Kulüpler Birliği Vakfı tarafından ikincisi düzenlenen Futbol Zirvesi'ne Cumhurbaşkanı Recep Tayyip Erdoğan'ın katılması önemliydi. Kulüpler, Erdoğan gibi futbola ilgi duyan bir cumhurbaşkanına sahip oldukları için şanslılar.
Erdoğan'ı kulüplerin yararına birçok yasal düzenleme hayata geçirdi, artık Anadolu takımlarımızın bile modern stadyumları var.
Her organizasyonda olduğu gibi Futbol Zirvesi'nde de bazı aksaklıklar yaşandı. Sahnede tam bir kaos havası hakimdi; kimin sahneye ne zaman çıkacağı, kimin plaket alacağı belli değildi.
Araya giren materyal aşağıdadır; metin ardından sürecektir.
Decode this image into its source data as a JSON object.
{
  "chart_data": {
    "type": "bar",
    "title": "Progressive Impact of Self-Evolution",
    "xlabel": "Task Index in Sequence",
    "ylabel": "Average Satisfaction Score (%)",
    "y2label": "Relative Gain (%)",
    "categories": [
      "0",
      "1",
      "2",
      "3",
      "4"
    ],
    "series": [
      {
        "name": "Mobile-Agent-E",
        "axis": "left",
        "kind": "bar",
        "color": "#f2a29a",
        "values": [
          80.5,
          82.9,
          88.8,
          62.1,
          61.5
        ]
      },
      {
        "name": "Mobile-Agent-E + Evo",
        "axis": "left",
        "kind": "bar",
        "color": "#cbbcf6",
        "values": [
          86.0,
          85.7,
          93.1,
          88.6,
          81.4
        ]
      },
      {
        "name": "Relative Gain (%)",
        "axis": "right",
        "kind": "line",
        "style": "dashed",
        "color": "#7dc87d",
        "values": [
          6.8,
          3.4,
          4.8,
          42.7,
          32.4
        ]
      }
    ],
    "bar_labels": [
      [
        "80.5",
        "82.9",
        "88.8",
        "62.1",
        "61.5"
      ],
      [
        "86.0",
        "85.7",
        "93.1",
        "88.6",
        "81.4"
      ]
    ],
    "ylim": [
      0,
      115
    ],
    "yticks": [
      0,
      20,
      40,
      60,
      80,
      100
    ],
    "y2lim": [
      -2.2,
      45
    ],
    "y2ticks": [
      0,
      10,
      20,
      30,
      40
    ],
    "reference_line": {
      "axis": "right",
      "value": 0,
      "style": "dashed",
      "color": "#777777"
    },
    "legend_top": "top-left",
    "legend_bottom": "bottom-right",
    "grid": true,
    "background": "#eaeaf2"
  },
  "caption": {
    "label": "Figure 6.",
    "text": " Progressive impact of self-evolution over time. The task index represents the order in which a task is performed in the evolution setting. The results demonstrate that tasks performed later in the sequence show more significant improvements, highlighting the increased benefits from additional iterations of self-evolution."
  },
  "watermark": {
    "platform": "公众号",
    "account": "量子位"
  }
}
Bir ara sahneye bazı futbol adamları 'Hadi sen de gel' der gibi çağrıldı, sunumlarda hatalar oldu falan filan...
Medyaya yansıyan fotolara baktığımda ise sunucu hariç hiç kadın figüre rastlamadım desem yeridir.
Tamam futbol erkeklerin daha çok ilgi duyduğu bir spor dalı ama en azından böyle önemli organizasyonlarda futbol sektörünün kadın kahramanları da yer almalı.
Bu estetik açıdan bile önemli bir ayrıntı.
Futbol Zirvesi'ne davet edilen yabancı konuklar için organizasyonu düzenleyenleri kutlamak gerek. NBA Avrupa Direktörü Üst Düzey Başkan Yardımcısı Benjamin Morel, La Liga Genel Direktörü Javier Gomez, Bundesliga Strateji Direktörü Steffen Merkel, Borussia Mönchengladbach Kulüp Başkanı Rolf Königs, eski ünlü futbolcular Marcel Desailly, Christian Vieri, Eric Abidal, Les Ferdinad ve daha birçok değerli isimin konuşmacı olması önemliydi. Bu ünlü isimlerden futbol endüstrisine dair önemli bilgiler, yeni bakış açıları öğrenmek mümkündü ama dinleyen olmadı.
İşte futbolun neden geride olduğunun kanıtı budur. Erdoğan ayrıldıktan sonra Haliç Kongre Merkezi anında boşalmış ve geriye çok önemli konuklar ile boş koltuklar kalmış.
Birçok konuk Cumhurbaşkanı'nı görebilmek, onunla birlikte kameralara yansımak ve ünlü futbolcularla selfie çektirmek için zirveye katılmış.
Madem kimse dinlemeyecekti, bu değerli isimler neden davet edildi? Kendileriyle fotoğraf çekmek için yarışa girenlerin arasında kalan futbol sihirbazları biriki saat sonra konuşma yaptıklarında bu boş koltukları görünce ne hissetiler acaba?
Bizim kulüp başkanları, yöneticileri, teknik direktörleri, futbolcuların bence en büyük sorunu her şeyi çok iyi bildiklerini sanmaları.